Called Shophouses – 4 x 8 m Bangkok, the series includes shops, salons and laundrettes usually run from the ground floor of the family home.
The photographs will be on show at Kathmandu Gallery in Thailand 7 August - 26 September.
All photographs are copyright Peter Nitsch.
Here's some more information from the photographer:
Peter Nitsch: SHOPHOUSES – 4 x 8 m Bangkok
Structured Mandelbrot set
"Far from the traffic jams and the go-go bars, Nitsch takes us into the front rooms of the eight million ordinary Thais who are the real Bangkok: busy, chaotic-looking, organised by an impenetrable idiosyncrasyand unashamedly human." – John Burdett, Author
The city as a living space, and that with its related concept of urbanism as a social phenomenon that according to Louis Wirth describes the rationalised lifestyle of urban people in comparison to the provinciality of rural inhabitants, is among the great themes of contemporary photography. Barely uttered, the “magic word” creates in our minds large pictures in which develop the technological aesthetic of urban-building excesses in globalised mega-cities. What we often forget in this respect is a second dimension of urbanism, which embraces the coexistence of various types of people, each with their own identity, in a limited living space. With his SHOPHOUSES – 4 x 8 m Bangkok series of works, Nitsch focuses precisely on this dimension.
Beyond the skyscrapers and neon signs, which also increasingly oust the traditional cityscape of Bangkok, the photographer-artist, who was born in Germany in 1973, grants us an intimate view of the retail businesses that are typical of Southeast Asia and the lives of their owners.

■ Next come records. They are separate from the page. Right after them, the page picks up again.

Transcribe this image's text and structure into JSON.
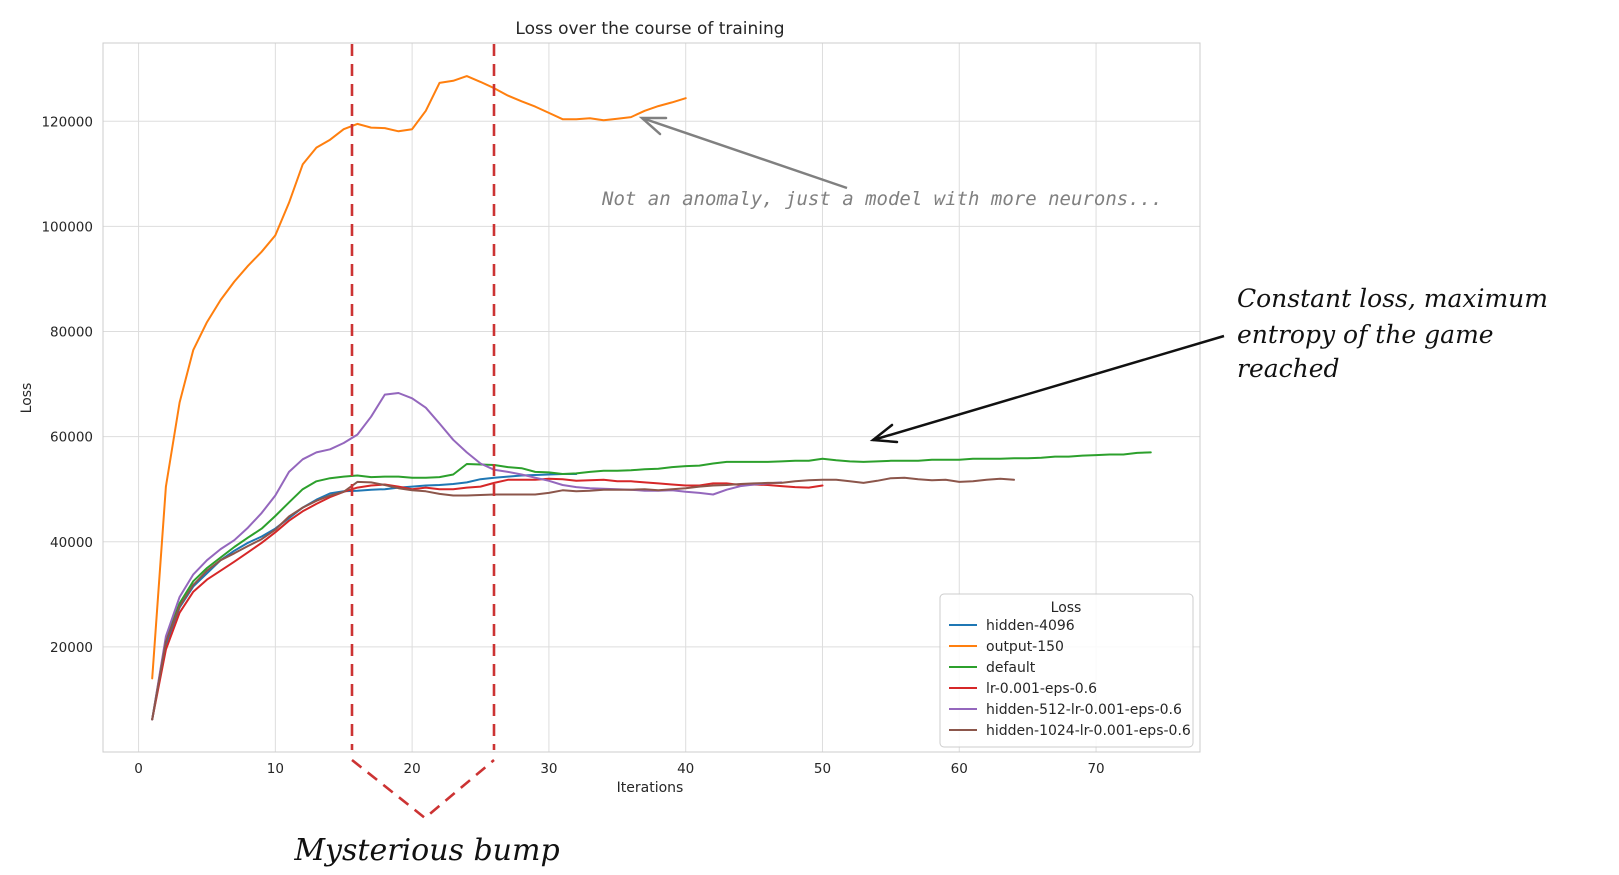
{
  "chart_data": {
    "type": "line",
    "title": "Loss over the course of training",
    "xlabel": "Iterations",
    "ylabel": "Loss",
    "xlim": [
      -2.6,
      77.6
    ],
    "ylim": [
      0,
      134900
    ],
    "xticks": [
      0,
      10,
      20,
      30,
      40,
      50,
      60,
      70
    ],
    "yticks": [
      20000,
      40000,
      60000,
      80000,
      100000,
      120000
    ],
    "grid": true,
    "legend": {
      "title": "Loss",
      "placement": "lower-right"
    },
    "series": [
      {
        "name": "hidden-4096",
        "color": "#1f77b4",
        "x": [
          1,
          2,
          3,
          4,
          5,
          6,
          7,
          8,
          9,
          10,
          11,
          12,
          13,
          14,
          15,
          16,
          17,
          18,
          19,
          20,
          21,
          22,
          23,
          24,
          25,
          26,
          27,
          28,
          29,
          30,
          31,
          32
        ],
        "y": [
          6200,
          20500,
          27500,
          31500,
          34000,
          36500,
          38300,
          39800,
          41000,
          42500,
          44500,
          46500,
          48000,
          49200,
          49600,
          49700,
          49900,
          50000,
          50300,
          50500,
          50700,
          50800,
          51000,
          51300,
          51900,
          52200,
          52400,
          52600,
          52700,
          52800,
          52900,
          52900
        ]
      },
      {
        "name": "output-150",
        "color": "#ff7f0e",
        "x": [
          1,
          2,
          3,
          4,
          5,
          6,
          7,
          8,
          9,
          10,
          11,
          12,
          13,
          14,
          15,
          16,
          17,
          18,
          19,
          20,
          21,
          22,
          23,
          24,
          25,
          26,
          27,
          28,
          29,
          30,
          31,
          32,
          33,
          34,
          35,
          36,
          37,
          38,
          39,
          40
        ],
        "y": [
          14000,
          50500,
          66500,
          76500,
          81800,
          86000,
          89500,
          92500,
          95200,
          98300,
          104500,
          111800,
          115000,
          116500,
          118500,
          119500,
          118800,
          118700,
          118100,
          118500,
          122000,
          127300,
          127700,
          128600,
          127500,
          126300,
          124900,
          123800,
          122800,
          121600,
          120400,
          120400,
          120600,
          120200,
          120500,
          120800,
          122000,
          122900,
          123600,
          124400
        ]
      },
      {
        "name": "default",
        "color": "#2ca02c",
        "x": [
          1,
          2,
          3,
          4,
          5,
          6,
          7,
          8,
          9,
          10,
          11,
          12,
          13,
          14,
          15,
          16,
          17,
          18,
          19,
          20,
          21,
          22,
          23,
          24,
          25,
          26,
          27,
          28,
          29,
          30,
          31,
          32,
          33,
          34,
          35,
          36,
          37,
          38,
          39,
          40,
          41,
          42,
          43,
          44,
          45,
          46,
          47,
          48,
          49,
          50,
          51,
          52,
          53,
          54,
          55,
          56,
          57,
          58,
          59,
          60,
          61,
          62,
          63,
          64,
          65,
          66,
          67,
          68,
          69,
          70,
          71,
          72,
          73,
          74
        ],
        "y": [
          6200,
          21500,
          28300,
          32500,
          35000,
          37000,
          39000,
          40800,
          42500,
          44900,
          47500,
          50000,
          51500,
          52100,
          52400,
          52600,
          52300,
          52400,
          52400,
          52200,
          52200,
          52300,
          52800,
          54800,
          54700,
          54600,
          54200,
          54000,
          53300,
          53200,
          52900,
          53000,
          53300,
          53500,
          53500,
          53600,
          53800,
          53900,
          54200,
          54400,
          54500,
          54900,
          55200,
          55200,
          55200,
          55200,
          55300,
          55400,
          55400,
          55800,
          55500,
          55300,
          55200,
          55300,
          55400,
          55400,
          55400,
          55600,
          55600,
          55600,
          55800,
          55800,
          55800,
          55900,
          55900,
          56000,
          56200,
          56200,
          56400,
          56500,
          56600,
          56600,
          56900,
          57000
        ]
      },
      {
        "name": "lr-0.001-eps-0.6",
        "color": "#d62728",
        "x": [
          1,
          2,
          3,
          4,
          5,
          6,
          7,
          8,
          9,
          10,
          11,
          12,
          13,
          14,
          15,
          16,
          17,
          18,
          19,
          20,
          21,
          22,
          23,
          24,
          25,
          26,
          27,
          28,
          29,
          30,
          31,
          32,
          33,
          34,
          35,
          36,
          37,
          38,
          39,
          40,
          41,
          42,
          43,
          44,
          45,
          46,
          47,
          48,
          49,
          50
        ],
        "y": [
          6200,
          19500,
          26500,
          30500,
          32800,
          34500,
          36200,
          38000,
          39800,
          41800,
          44000,
          45800,
          47200,
          48500,
          49500,
          50300,
          50700,
          50900,
          50500,
          50000,
          50300,
          50000,
          50000,
          50300,
          50500,
          51200,
          51800,
          51800,
          51800,
          52000,
          51900,
          51600,
          51700,
          51800,
          51500,
          51500,
          51300,
          51100,
          50900,
          50700,
          50700,
          51100,
          51100,
          50800,
          50900,
          50800,
          50600,
          50400,
          50300,
          50700
        ]
      },
      {
        "name": "hidden-512-lr-0.001-eps-0.6",
        "color": "#9467bd",
        "x": [
          1,
          2,
          3,
          4,
          5,
          6,
          7,
          8,
          9,
          10,
          11,
          12,
          13,
          14,
          15,
          16,
          17,
          18,
          19,
          20,
          21,
          22,
          23,
          24,
          25,
          26,
          27,
          28,
          29,
          30,
          31,
          32,
          33,
          34,
          35,
          36,
          37,
          38,
          39,
          40,
          41,
          42,
          43,
          44,
          45,
          46,
          47
        ],
        "y": [
          6200,
          22000,
          29500,
          33800,
          36500,
          38600,
          40300,
          42700,
          45500,
          48800,
          53300,
          55700,
          57000,
          57600,
          58800,
          60400,
          63800,
          68000,
          68300,
          67300,
          65500,
          62500,
          59400,
          57000,
          54900,
          53700,
          53300,
          52800,
          52200,
          51600,
          50800,
          50400,
          50200,
          50100,
          50000,
          49900,
          49700,
          49700,
          49800,
          49500,
          49300,
          49000,
          49900,
          50600,
          50900,
          51100,
          51300
        ]
      },
      {
        "name": "hidden-1024-lr-0.001-eps-0.6",
        "color": "#8c564b",
        "x": [
          1,
          2,
          3,
          4,
          5,
          6,
          7,
          8,
          9,
          10,
          11,
          12,
          13,
          14,
          15,
          16,
          17,
          18,
          19,
          20,
          21,
          22,
          23,
          24,
          25,
          26,
          27,
          28,
          29,
          30,
          31,
          32,
          33,
          34,
          35,
          36,
          37,
          38,
          39,
          40,
          41,
          42,
          43,
          44,
          45,
          46,
          47,
          48,
          49,
          50,
          51,
          52,
          53,
          54,
          55,
          56,
          57,
          58,
          59,
          60,
          61,
          62,
          63,
          64
        ],
        "y": [
          6200,
          21000,
          27700,
          31800,
          34500,
          36500,
          37800,
          39200,
          40500,
          42300,
          44800,
          46500,
          47800,
          48800,
          49500,
          51400,
          51300,
          50800,
          50200,
          49800,
          49600,
          49100,
          48800,
          48800,
          48900,
          49000,
          49000,
          49000,
          49000,
          49300,
          49800,
          49600,
          49700,
          49900,
          49900,
          49900,
          50000,
          49800,
          50000,
          50200,
          50500,
          50700,
          50800,
          51000,
          51100,
          51200,
          51200,
          51500,
          51700,
          51800,
          51800,
          51500,
          51200,
          51600,
          52100,
          52200,
          51900,
          51700,
          51800,
          51400,
          51500,
          51800,
          52000,
          51800
        ]
      }
    ],
    "annotations": {
      "gray_note": "Not an anomaly, just a model with more neurons...",
      "constant_note_lines": [
        "Constant loss, maximum",
        "entropy of the game",
        "reached"
      ],
      "bump_note": "Mysterious bump"
    }
  }
}
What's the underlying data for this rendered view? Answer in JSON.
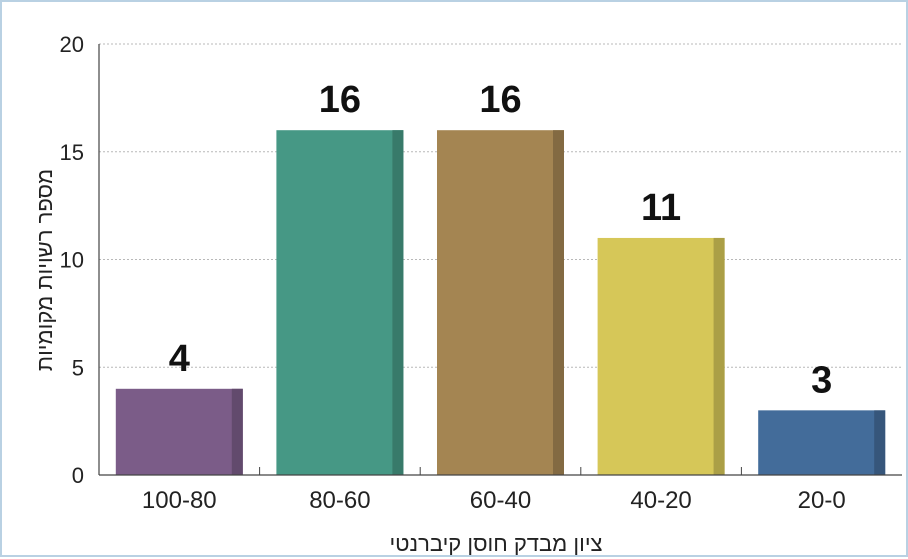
{
  "chart_data": {
    "type": "bar",
    "categories": [
      "100-80",
      "80-60",
      "60-40",
      "40-20",
      "20-0"
    ],
    "values": [
      4,
      16,
      16,
      11,
      3
    ],
    "colors": [
      "#7b5c88",
      "#469885",
      "#a48552",
      "#d6c758",
      "#436c9a"
    ],
    "title": "",
    "xlabel": "ציון מבדק חוסן קיברנטי",
    "ylabel": "מספר רשויות מקומיות",
    "ylim": [
      0,
      20
    ],
    "yticks": [
      0,
      5,
      10,
      15,
      20
    ],
    "grid": true,
    "data_labels": true
  }
}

For many of them the mostly two-storey shop, that on the lower level is open to the street, is workplace and living space in one. Thus Nitsch’s photographs condense entire lifestyles in cramped surrounding that are often crammed full to the last centimetre and nevertheless radiate an almost meditative peace.
"These SHOPHOUSES captures show the hidden side of working Bangkok few people know: a fascinating world of color, history and industry. I admire Peter Nitsch's sensitive photography that illuminates historic places that I hope will not vanish." – Sujata Massey, Author
This peace is surprising because, as noted by Roman Rahmacher, himself an authority on Asia and picture editor with Gruner + Jahr, it is “diametrically opposed to the Bangkok that I have previously been aware of.” And it is a fact that for European eyes it is only a bewildering confusion at first glance. But if one allows the pictures to make an impression, a fractal pattern with a high degree of similarity is to be gradually recognised in the overfilled rooms, which from the sheer number of objects suddenly makes a structured Mandelbrot set. The chaos becomes a cosmos and thus transforms into its opposite: an orderliness, to which the photographs additionally lend their characteristic power of peace.